Figure 3. Mutant Kras copy-number dictates redox state, metabolic dependencies and therapeutic susceptibilities

a, Total and phosphorylated Pdhe1a levels and Pdh activity in MEFs. b, Cellular ROS (CellRox); c, NADPH/NADP⁺ ratio and NADPH levels; d, GSH/GSSG ratio and GSH levels in MEFs. e, MEF survival upon 24 hrs H₂O₂ treatment. f, Nrf2 and Nrf2-target gene expression in MEFs (left: qPCR; right: microarray). Nrf2-targets significantly upregulated in homozygous MEFs highlighted (bold red, t-test). g, MEF viability after 72 hrs culture in low glucose (Low GLC), 2DG or low glutamine (Low GLN), relative to normal media (CTRL). h, Percentage of AnnexinV⁺/PI⁺ (AnV/PI positive, FACS) MEFs upon 48 hrs BSO, 2DG, or combined (2DG+BSO) treatment. i, GSH/GSSG ratio and GSH levels in KRAS^mut NSCLC cells. j, NSCLC cells treated as in (h). Triplicate mean ±s.d. shown for three independent MEFs/genotype (a,c,d,f) or for representative data (3 independent runs) (b,e,g,h,i,j). Data normalised to WT/WT (a,c-f) or HET mean (i). One-way (a-f,i) or two-way ANOVA (g,h,j). ***P<0.001, **P<0.01, *P<0.05, ns= not significant.

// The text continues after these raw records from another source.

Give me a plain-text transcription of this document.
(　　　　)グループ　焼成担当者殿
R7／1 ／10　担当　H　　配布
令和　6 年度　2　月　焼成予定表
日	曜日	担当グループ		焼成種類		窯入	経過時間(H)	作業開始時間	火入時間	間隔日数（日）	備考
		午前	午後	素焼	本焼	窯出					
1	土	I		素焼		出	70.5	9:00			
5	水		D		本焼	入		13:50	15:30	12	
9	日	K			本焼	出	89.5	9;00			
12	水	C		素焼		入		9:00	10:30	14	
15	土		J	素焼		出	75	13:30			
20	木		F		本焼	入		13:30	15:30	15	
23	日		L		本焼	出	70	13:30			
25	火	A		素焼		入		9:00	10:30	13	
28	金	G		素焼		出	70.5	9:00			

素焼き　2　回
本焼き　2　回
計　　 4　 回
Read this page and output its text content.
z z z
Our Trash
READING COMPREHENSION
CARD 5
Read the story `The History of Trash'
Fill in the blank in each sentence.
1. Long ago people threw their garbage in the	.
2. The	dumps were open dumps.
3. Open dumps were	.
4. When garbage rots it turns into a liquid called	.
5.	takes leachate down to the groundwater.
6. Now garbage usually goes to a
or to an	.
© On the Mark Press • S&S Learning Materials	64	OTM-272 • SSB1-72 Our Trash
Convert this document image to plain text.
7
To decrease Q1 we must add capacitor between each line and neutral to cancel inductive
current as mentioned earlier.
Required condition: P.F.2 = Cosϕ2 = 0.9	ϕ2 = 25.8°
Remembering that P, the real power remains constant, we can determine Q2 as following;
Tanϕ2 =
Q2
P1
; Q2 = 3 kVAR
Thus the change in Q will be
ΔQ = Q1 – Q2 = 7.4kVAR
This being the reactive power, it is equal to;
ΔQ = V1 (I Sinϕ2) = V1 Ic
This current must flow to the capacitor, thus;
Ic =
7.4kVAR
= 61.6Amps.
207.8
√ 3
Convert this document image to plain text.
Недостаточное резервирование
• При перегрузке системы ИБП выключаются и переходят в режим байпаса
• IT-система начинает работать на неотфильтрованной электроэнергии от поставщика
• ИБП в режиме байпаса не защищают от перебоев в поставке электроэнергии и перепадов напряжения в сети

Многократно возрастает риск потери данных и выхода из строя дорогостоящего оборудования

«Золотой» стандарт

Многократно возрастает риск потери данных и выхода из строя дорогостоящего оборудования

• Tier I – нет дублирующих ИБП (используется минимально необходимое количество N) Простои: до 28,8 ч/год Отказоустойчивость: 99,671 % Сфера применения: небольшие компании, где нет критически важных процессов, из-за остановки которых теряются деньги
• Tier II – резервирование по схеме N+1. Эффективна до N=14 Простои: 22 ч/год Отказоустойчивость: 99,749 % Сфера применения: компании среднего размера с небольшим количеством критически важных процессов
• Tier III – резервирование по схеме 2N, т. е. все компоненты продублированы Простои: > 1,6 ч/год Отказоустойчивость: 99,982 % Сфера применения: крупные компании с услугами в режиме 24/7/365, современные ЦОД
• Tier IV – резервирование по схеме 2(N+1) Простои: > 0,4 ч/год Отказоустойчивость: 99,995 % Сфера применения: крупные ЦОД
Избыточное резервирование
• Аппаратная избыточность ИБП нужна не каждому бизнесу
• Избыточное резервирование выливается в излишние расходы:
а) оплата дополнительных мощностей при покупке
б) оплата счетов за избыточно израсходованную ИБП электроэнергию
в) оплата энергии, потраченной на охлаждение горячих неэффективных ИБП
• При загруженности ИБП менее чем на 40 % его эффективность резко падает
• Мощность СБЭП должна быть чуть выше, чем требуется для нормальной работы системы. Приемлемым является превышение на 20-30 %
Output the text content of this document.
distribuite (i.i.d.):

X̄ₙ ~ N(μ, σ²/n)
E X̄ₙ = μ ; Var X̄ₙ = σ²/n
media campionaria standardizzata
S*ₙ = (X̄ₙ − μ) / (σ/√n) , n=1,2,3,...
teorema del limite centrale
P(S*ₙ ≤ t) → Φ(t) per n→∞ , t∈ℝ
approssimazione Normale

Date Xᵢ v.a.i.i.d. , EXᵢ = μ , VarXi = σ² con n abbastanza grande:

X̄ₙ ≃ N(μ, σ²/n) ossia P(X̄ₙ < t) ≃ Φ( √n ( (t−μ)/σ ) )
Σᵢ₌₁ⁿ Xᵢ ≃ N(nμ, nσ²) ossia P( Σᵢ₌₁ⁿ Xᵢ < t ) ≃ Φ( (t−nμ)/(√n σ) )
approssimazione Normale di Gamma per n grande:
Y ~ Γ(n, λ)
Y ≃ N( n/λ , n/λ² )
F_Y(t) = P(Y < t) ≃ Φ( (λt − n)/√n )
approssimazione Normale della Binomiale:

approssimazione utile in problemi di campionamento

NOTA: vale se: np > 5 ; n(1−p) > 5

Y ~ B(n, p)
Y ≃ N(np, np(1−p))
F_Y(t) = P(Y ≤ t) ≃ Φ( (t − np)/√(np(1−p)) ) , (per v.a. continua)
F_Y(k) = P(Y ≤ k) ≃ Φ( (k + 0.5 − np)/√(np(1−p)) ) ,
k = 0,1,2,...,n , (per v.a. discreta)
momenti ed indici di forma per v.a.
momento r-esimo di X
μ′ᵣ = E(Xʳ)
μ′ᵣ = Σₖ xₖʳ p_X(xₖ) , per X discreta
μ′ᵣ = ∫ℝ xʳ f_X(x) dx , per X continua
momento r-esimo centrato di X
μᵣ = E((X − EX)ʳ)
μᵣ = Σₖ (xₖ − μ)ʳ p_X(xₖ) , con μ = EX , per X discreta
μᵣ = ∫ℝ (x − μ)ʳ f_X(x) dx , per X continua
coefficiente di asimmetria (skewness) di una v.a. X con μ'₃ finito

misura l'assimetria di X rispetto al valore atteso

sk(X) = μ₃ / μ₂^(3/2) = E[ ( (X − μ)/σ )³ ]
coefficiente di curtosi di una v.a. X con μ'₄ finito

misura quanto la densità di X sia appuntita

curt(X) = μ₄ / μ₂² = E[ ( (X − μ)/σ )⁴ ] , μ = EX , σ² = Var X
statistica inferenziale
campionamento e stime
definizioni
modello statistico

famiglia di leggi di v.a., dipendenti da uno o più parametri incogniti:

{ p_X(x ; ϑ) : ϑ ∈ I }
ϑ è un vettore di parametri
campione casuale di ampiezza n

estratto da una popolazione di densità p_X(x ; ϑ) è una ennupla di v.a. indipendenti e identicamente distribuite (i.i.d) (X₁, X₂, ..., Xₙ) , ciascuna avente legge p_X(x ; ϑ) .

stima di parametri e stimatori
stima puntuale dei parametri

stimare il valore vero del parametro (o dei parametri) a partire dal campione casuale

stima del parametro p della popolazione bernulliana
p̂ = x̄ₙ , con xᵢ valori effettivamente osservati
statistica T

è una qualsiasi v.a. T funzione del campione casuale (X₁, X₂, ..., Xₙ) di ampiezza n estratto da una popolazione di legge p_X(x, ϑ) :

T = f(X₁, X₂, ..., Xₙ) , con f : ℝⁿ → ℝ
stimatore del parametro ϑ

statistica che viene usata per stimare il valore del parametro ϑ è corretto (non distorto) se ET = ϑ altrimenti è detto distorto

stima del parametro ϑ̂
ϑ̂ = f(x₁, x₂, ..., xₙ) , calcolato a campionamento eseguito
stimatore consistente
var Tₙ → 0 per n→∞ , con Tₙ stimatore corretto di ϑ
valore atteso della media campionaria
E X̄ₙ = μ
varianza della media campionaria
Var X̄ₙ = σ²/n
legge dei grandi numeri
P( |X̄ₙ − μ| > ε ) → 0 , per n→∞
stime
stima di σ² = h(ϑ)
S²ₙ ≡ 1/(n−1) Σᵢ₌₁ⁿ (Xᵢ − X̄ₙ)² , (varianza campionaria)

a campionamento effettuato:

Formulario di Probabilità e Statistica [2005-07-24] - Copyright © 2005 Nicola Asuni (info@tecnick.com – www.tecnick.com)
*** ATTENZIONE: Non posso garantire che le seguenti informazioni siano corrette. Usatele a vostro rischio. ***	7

Figure 4. Mutant Kras copy gain results in increased malignancy and metabolic rewiring in vivo

a, Representative H&E sections (scale bar: 20 μm) and Kras^G12D allelic frequency (pyrosequencing) in independent Kras^G12D/+;p53^Fx/Fx early and late lung tumours (n=4 mice/cohort) and normal lung (“Early”, “Late”, “Normal”; respectively). b, Relative abundance of selected ¹³C-glucose-derived metabolites (LC-MS) in samples from (a) (n=3 Normal, n=16 Early, n=12 Late). c, Representative imaging and luciferase activity/mouse 3 weeks after MEF transplantation (n=8/genotype). d, Representative H&E and quantification of lung tumours in MEF recipients (t-test). Arrows: lung tumours, scale bars: 2 mm (large), 250 μm (small). e, Left: luciferase imaging of lung cancer cell recipients (L1212, L1211), 3 weeks after transplantation (n=5/genotype, left). Right: recipient survival (Kaplan-Meier, n=9/genotype). f, Ki67⁺ quantification of Early and Late tumours treated for 48 hrs with 2DG+BSO or vehicle (CTRL) (n=3 mice/cohort). g, KRAS^mut TCGA lung adenocarcinoma analysis following tumour segregation into “KRAS^mut” (mutation) and “KRAS^mut&CG” (mutation+copy gain) cohorts. KRAS copy number/tumour shown (upper left). Differential expression of glycolysis and glutathione pathway genes illustrated (RNAseq, IPA; bottom left). Glycolytic genes significantly upregulated in KRAS^mut&CG tumours (bold red, RNAseq) or G12D/G12D MEFs (boxes, microarray) relative to heterozygous illustrated (right). Mean ±s.e.m (a,f,) or ±s.d. (d) shown. a,e, One-way Anova. ***P<0.001, **P<0.01, *P<0.05, ns= not significant.